Adab-Adab Membaca al-Qur’an
Selasa, 12 Juli 05
Mukaddimah
Al-Qur’an adalah kitab suci umat Islam yang memiliki kedudukan tersendiri di
hati setiap Muslim. Ia merupakan kalamullah dan sebagai sumber hukum pertama
bagi umat Islam.
Sebagai sebuah kitab suci yang memiliki keistimewaan, tentu patutlah bagi
seorang Muslim untuk memuliakan dan menghormatinya, termasuk dalam sikap kita
ketika ingin membacanya.
Nah, apakah adab-adabnya? Silahkan menyimak!!

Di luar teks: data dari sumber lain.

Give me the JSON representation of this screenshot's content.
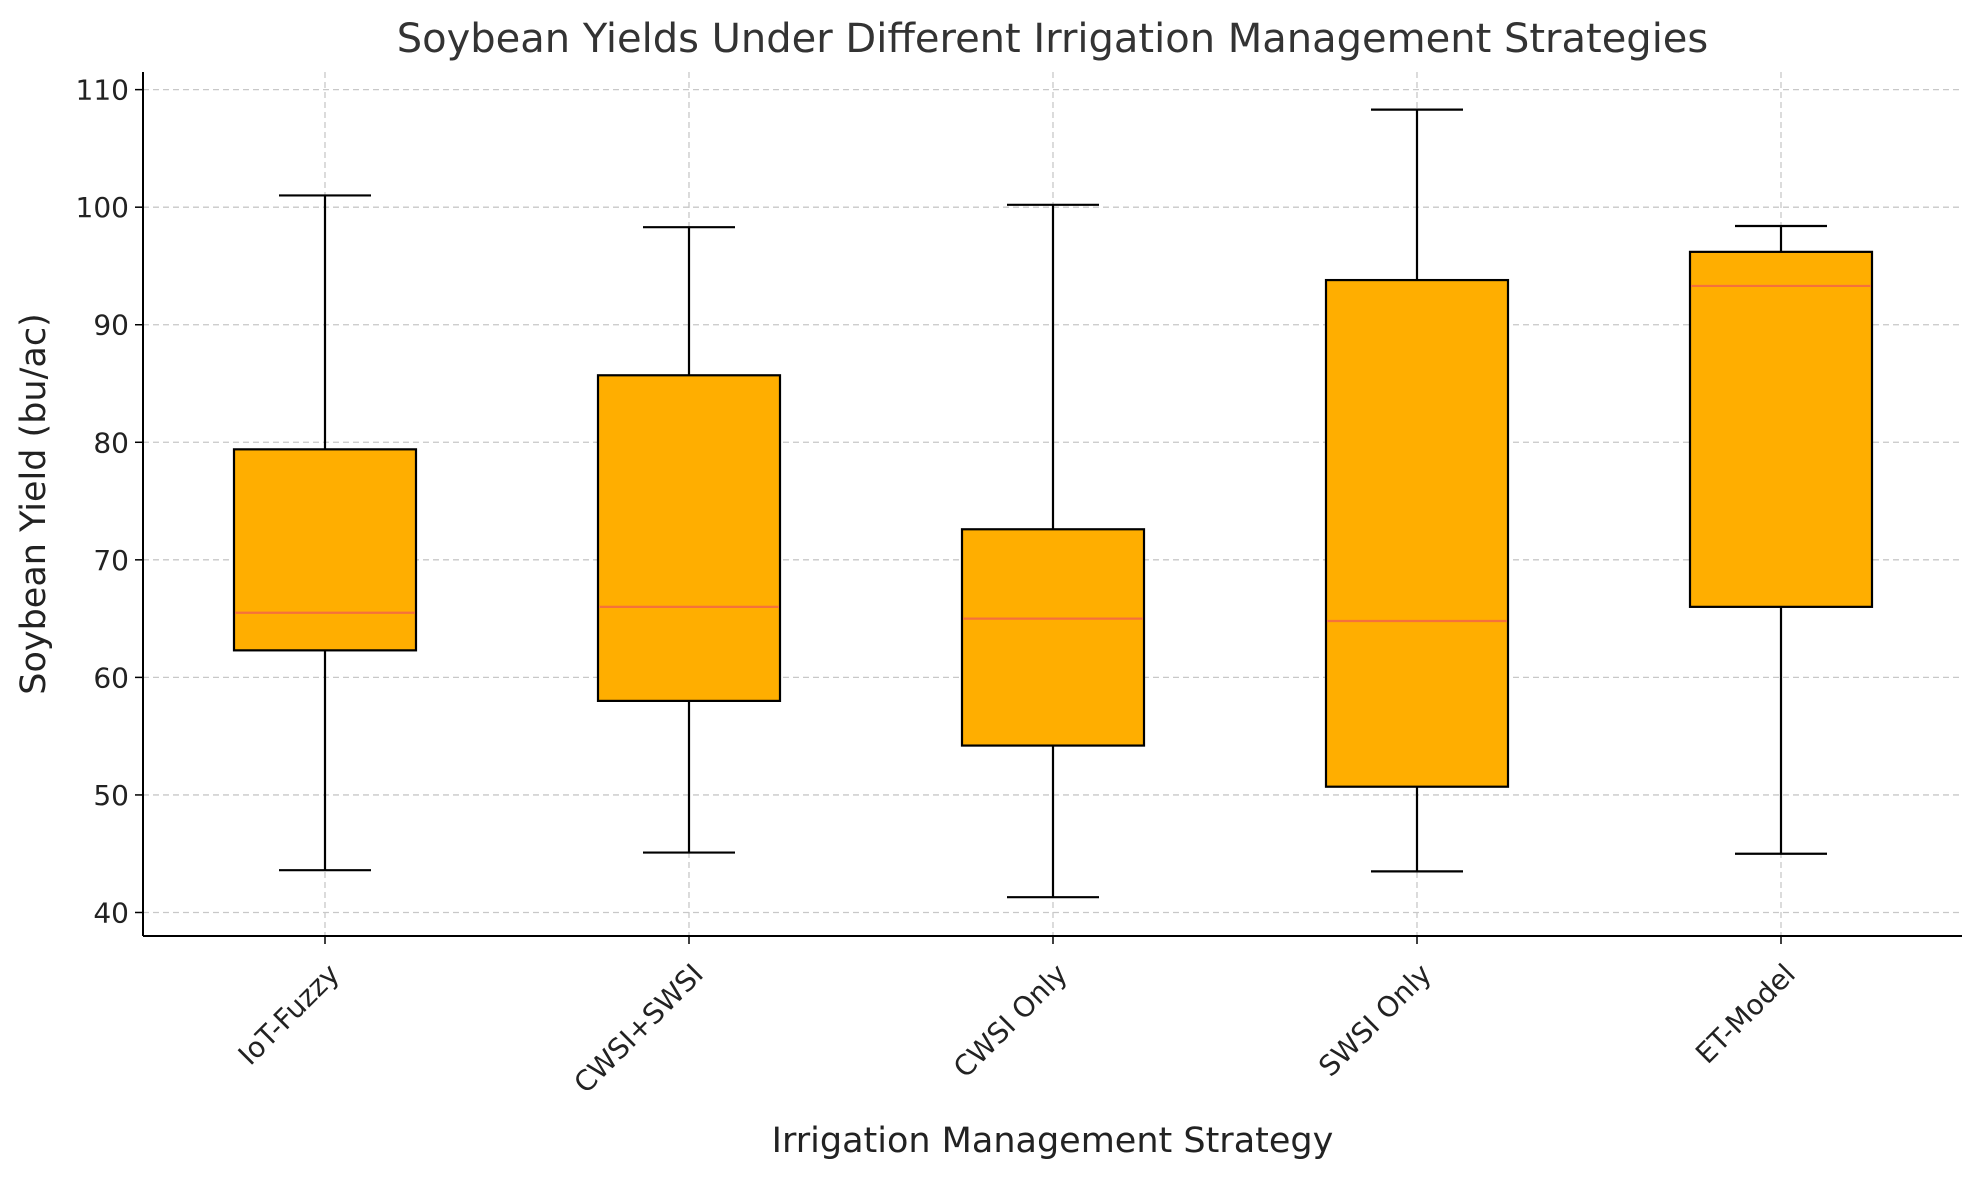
{
  "chart_data": {
    "type": "box",
    "title": "Soybean Yields Under Different Irrigation Management Strategies",
    "xlabel": "Irrigation Management Strategy",
    "ylabel": "Soybean Yield (bu/ac)",
    "ylim": [
      38,
      111.5
    ],
    "yticks": [
      40,
      50,
      60,
      70,
      80,
      90,
      100,
      110
    ],
    "grid": true,
    "categories": [
      "IoT-Fuzzy",
      "CWSI+SWSI",
      "CWSI Only",
      "SWSI Only",
      "ET-Model"
    ],
    "boxes": [
      {
        "category": "IoT-Fuzzy",
        "whisker_low": 43.6,
        "q1": 62.3,
        "median": 65.5,
        "q3": 79.4,
        "whisker_high": 101.0
      },
      {
        "category": "CWSI+SWSI",
        "whisker_low": 45.1,
        "q1": 58.0,
        "median": 66.0,
        "q3": 85.7,
        "whisker_high": 98.3
      },
      {
        "category": "CWSI Only",
        "whisker_low": 41.3,
        "q1": 54.2,
        "median": 65.0,
        "q3": 72.6,
        "whisker_high": 100.2
      },
      {
        "category": "SWSI Only",
        "whisker_low": 43.5,
        "q1": 50.7,
        "median": 64.8,
        "q3": 93.8,
        "whisker_high": 108.3
      },
      {
        "category": "ET-Model",
        "whisker_low": 45.0,
        "q1": 66.0,
        "median": 93.3,
        "q3": 96.2,
        "whisker_high": 98.4
      }
    ],
    "colors": {
      "box_fill": "#FFAE00",
      "median_line": "#F5713B",
      "box_edge": "#000000",
      "grid": "#c8c8c8",
      "axis": "#000000"
    }
  }
}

Banyak sekali adab-adab yang harus diperhatikan ketika membaca al-Qur’an, di
antaranya:
1. Ikhlash atau menuluskan niat karena Allah semata. Ini merupakan adab yang
paling penting di mana suatu amal selalu terkait dengan niat. Hal ini
sebagaimana sabda Rasulullah SAW, “Sesungguhnya semua amalan itu tergantung
niat-niatnya dan setiap orang tergantung pada apa yang diniatkannya…” (HR.al-Bukhari,
kitab Bad’ul Wahyi, Jld.I, hal.9)
Karena itu, wajib mengikhlashkan niat dan memperbaiki tujuan serta menjadikan
hafalan dan perhatian terhadap al-Qur’an demi-Nya, menggapai surga-Nya dan
mendapat ridla-Nya.
Siapa saja yang menghafal al-Qur’an atau membacanya karena riya’, maka ia tidak
akan mendapatkan pahala apa-apa.
Nabi SAW bersabda, “Tiga orang yang pertama kali menjalani penyidangan pada
hari Kiamat nanti…[Rasulullah SAW kemudian menyebutkan di antaranya]…dan seorang
laki-laki yang belajar ilmu lalu mengajarkannya, membaca al-Qur’an lalu ia
dibawa menghadap, lalu Allah mengenalkan kepadanya nikmat-nikmat-Nya, maka ia
pun mengetahuinya, lalu Dia SWT berkata, ‘Untuk apa kamu amalkan itu.?” Ia
menjawab, ‘Aku belajar ilmu untuk-Mu, mengajarkannya dan membaca al-Qur’an.’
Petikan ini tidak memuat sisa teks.